Hierarchy is disappearing in many companies, and that's opening the door for employees at every level to contribute—and even lead. The trouble is, many of us haven't picked up the skills we need to make our voices heard. These six tips can help you get comfortable with communicating with more authority across your entire organization and even outside it.
It takes some courage to share your ideas at work. Especially if the goal is to influence people outside your immediate team, including those you don't have any power over—your boss, a senior executive, a prospective client, you name it—you might feel like you're stepping out of line.
But consider this: The word "courage" includes the Latin root "cor," meaning "heart." Don't share ideas or beliefs that aren't heartfelt. You need to have a strong conviction in your ideas before asking others to consider them. But if you believe you have a contribution to make, go for it!
Once you've decided that the point you have to make is worthwhile, state it boldly, clearly, and confidently. Never lead with an apology ("I’m sorry if I’m saying something you already know"), introduce caveats ("I’m not sure about this, but let me give it a try"), insert tentative language ("It could be that . . . "; "My best guess is . . . "), fill in the background information first.
Get right to your point. Clarity and directness give you power and authority, especially when you're trying to communicate with higher-level leaders.
Defend your ideas if it turns out that you need to. It may be tough to stand up to dissenting views, particularly if the opposition comes from people more senior than you. But remember that the ideas most worth sharing are likely to be at least a little controversial. So when you say something new, expect to be challenged, then rise to the occasion by showing why you’ve taken your position.
When you do respond, be careful not to be defensive or aggressive—that will only make you look less confident and undermine your message. Instead, acknowledge the other person’s point of view, and succinctly, politely explain why you see things differently. Remember that every challenge gives you an opportunity to reaffirm your point. Welcome it as an opportunity.
I’ve coached leaders at all levels, and often senior officers tell me that they value thoughtful input that sparks dialogue—they like it when people challenge each other and share contrary views. "That’s what we’re paying them for," one CEO told me. "We want their best ideas."
So when you bring critical thinking to the table, do it in a collaborative spirit. When you challenge a plan, don’t just say, "You’re wrong" or "I disagree." Instead, say, "I understand where you’re coming from, but let’s take your logic one step further." Or ask, "Could we achieve the same goal more cost effectively, by . . ." That dialogue builds better solutions than either staying quiet or getting combative.
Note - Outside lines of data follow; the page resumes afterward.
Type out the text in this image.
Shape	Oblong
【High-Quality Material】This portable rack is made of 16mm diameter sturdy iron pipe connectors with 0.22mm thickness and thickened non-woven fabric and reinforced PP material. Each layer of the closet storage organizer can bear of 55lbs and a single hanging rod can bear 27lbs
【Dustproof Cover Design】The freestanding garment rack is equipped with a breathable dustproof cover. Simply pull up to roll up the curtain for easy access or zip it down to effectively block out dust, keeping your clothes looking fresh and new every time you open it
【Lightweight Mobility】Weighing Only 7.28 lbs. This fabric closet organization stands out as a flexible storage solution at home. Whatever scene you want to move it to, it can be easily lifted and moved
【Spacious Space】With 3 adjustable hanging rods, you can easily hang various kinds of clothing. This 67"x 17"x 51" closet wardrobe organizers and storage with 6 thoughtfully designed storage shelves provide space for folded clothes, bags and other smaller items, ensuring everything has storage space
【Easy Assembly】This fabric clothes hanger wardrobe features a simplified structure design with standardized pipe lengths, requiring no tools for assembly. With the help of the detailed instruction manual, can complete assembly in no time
It takes courage to communicate in the same open, confident way to everyone. Most of us are conditioned to address people differently, according to their relative authority. So keep that in mind. Don't talk to senior leaders sycophantically. Phrases like "with all due respect" or "to be honest" sound condescending. By the same token, don’t let executives take over the conversation or silence you. There's always a temptation to defer to those who have more power than you. But they won't respect you for that. Ultimately, the best way to show respect for upper-level managers is by sharing your best ideas with them.
And when you address those less senior to you, show an equal degree of respect. Listen to them carefully, acknowledge their views, and build on their ideas wherever you can. Communicating forcefully isn't possible if it doesn't come from a place of respect, no matter where it's directed.
Finally, it can take extraordinary courage simply to be yourself while you're sharing your ideas, especially if you work in a company on a team where you aren't necessarily seen as someone to voice your views.
Sometimes that isn't always personal—it's cultural. As you look around at your peers, you might feel there's a normal way of dressing, speaking, looking, and acting. There's no need to resist corporate culture in your effort to become a more powerful communicator.
But you also need to have the courage to preserve your spontaneity, creative energy, vitality, and sense of humor. Suppressing those qualities won't serve you, your message, or your company.